The top row was simple enough—dancing collections of four and six and ten-plus dots, moving and shrinking and growing, looking like little protozoa. Or mycora. The next row down looked less organic: pinwheels and sparkers and little angular shapes passing single dots back and forth between them. Next came a complex structure that looked like a conveyor belt, and then a row of really complex pinwheels and kaleidoscopes. Below that were the clocks, the walkers, the sprinters, and something I can only describe as the Wet Sausage Parade. And finally, at the bottom, two big blobs of foam doing a little bump-and-grind routine that spat gliders out along the upper right diagonal. On the window's edge, a seven-dot crystalline form caught the gliders and destroyed them without a trace.
The view staggered me; much too much, much too fast. No amount of random fiddling would yield up any but the simplest of these forms, I realized. The Wet Sausage Parade was at least a hundred-dot sprawl, and the odds against such a thing falling together by sheer chance had to be long. One in a million, maybe a lot longer than that.
“Oh, my, God,” I murmured. I looked and looked for a long time.
“There's another one,” Baucum said almost apologetically.
Yes? Well, okay. I braced mysel
f. “Hit me with it.”
And she did. I opened the new window and... didn't say anything. If anything, this demonstration was less shocking, because I could tell at a glance what it did, what it was. It was a computer.
The basic structure of it was hollow boxes with lines running through and between them. A lot of hollow boxes. A lot of lines. Inside all this were patterns of bouncing dots, and it didn't take long to see that what happened in one box spilled over into the next, so that patterns shifted and shifted and shifted laterally, and then switched levels and started bumping the other way. And there were pathways connecting the top and bottom and the left and right sides, and things that were clearly input and output channels. The thing had a very mechanical look to it, like some giant, mutant, clockwork abacus, but even my layman's eye could see the calculations taking place. This thing was an actual computer, doing actual computation.
It could be doing anything, I realized. That was the beauty of computers; they could run anything, simulate anything. Even a human mind, or something very like one, as Chris Dibrin's “separated intelligences” demonstrated. And I'd been told that computers could emulate other computers as well, so flawlessly that there was no way a captive program could deduce whether it ran on a real computer, or a simulated computer, or a simulation of a simulation of a simulation...
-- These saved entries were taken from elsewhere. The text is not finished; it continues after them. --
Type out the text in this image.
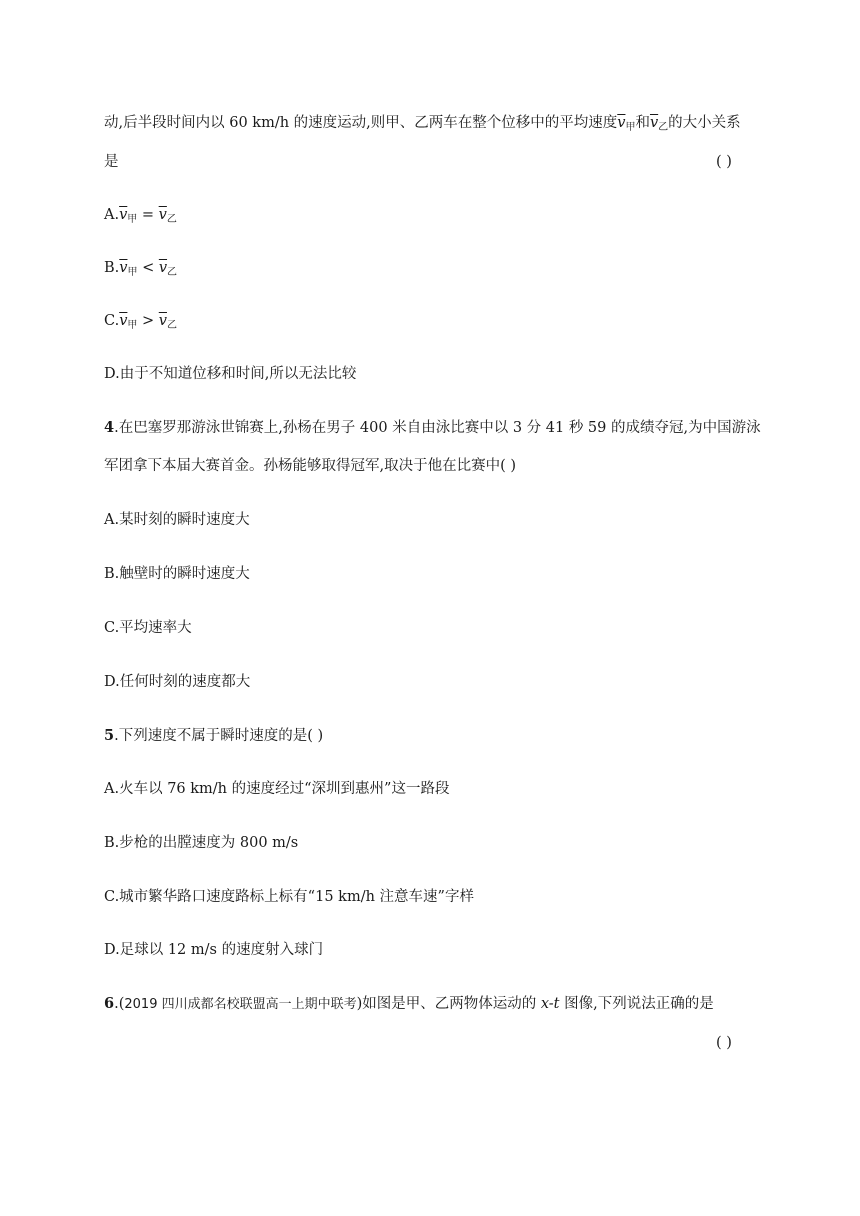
动,后半段时间内以 60 km/h 的速度运动,则甲、乙两车在整个位移中的平均速度$\overline{v}_甲$和$\overline{v}_乙$的大小关系
是	( )
$A.\overline{v}_甲 = \overline{v}_乙$
$B.\overline{v}_甲 < \overline{v}_乙$
$C.\overline{v}_甲 > \overline{v}_乙$
D.由于不知道位移和时间,所以无法比较
4.在巴塞罗那游泳世锦赛上,孙杨在男子 400 米自由泳比赛中以 3 分 41 秒 59 的成绩夺冠,为中国游泳
军团拿下本届大赛首金。孙杨能够取得冠军,取决于他在比赛中( )
A.某时刻的瞬时速度大
B.触壁时的瞬时速度大
C.平均速率大
D.任何时刻的速度都大
5.下列速度不属于瞬时速度的是( )
A.火车以 76 km/h 的速度经过“深圳到惠州”这一路段
B.步枪的出膛速度为 800 m/s
C.城市繁华路口速度路标上标有“15 km/h 注意车速”字样
D.足球以 12 m/s 的速度射入球门
6.(2019 四川成都名校联盟高一上期中联考)如图是甲、乙两物体运动的 x-t 图像,下列说法正确的是
( )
So Conway's Game of Life was itself a kind of computer, capable, at least in principle, of simulating anything.
“It's a bit much to absorb,” Baucum admitted.
I watched the window, fascinated. Watched the computer doing its thing.
“How does the capacity of this... device compare with a real computer?” I finally asked.
Baucum clucked at that, and I closed all the windows so I could see her face as she spoke. “In terms of speed, you've got it running about a hundred thousand times more slowly than your zee-spec is capable of. Clock speed is a variable parameter, though—play with it if you like. As for the number of actual bits, well, you can expand the game grid and build a machine of arbitrary complexity. The number of states will always be finite, though. Eventually, the pattern has got to repeat itself.”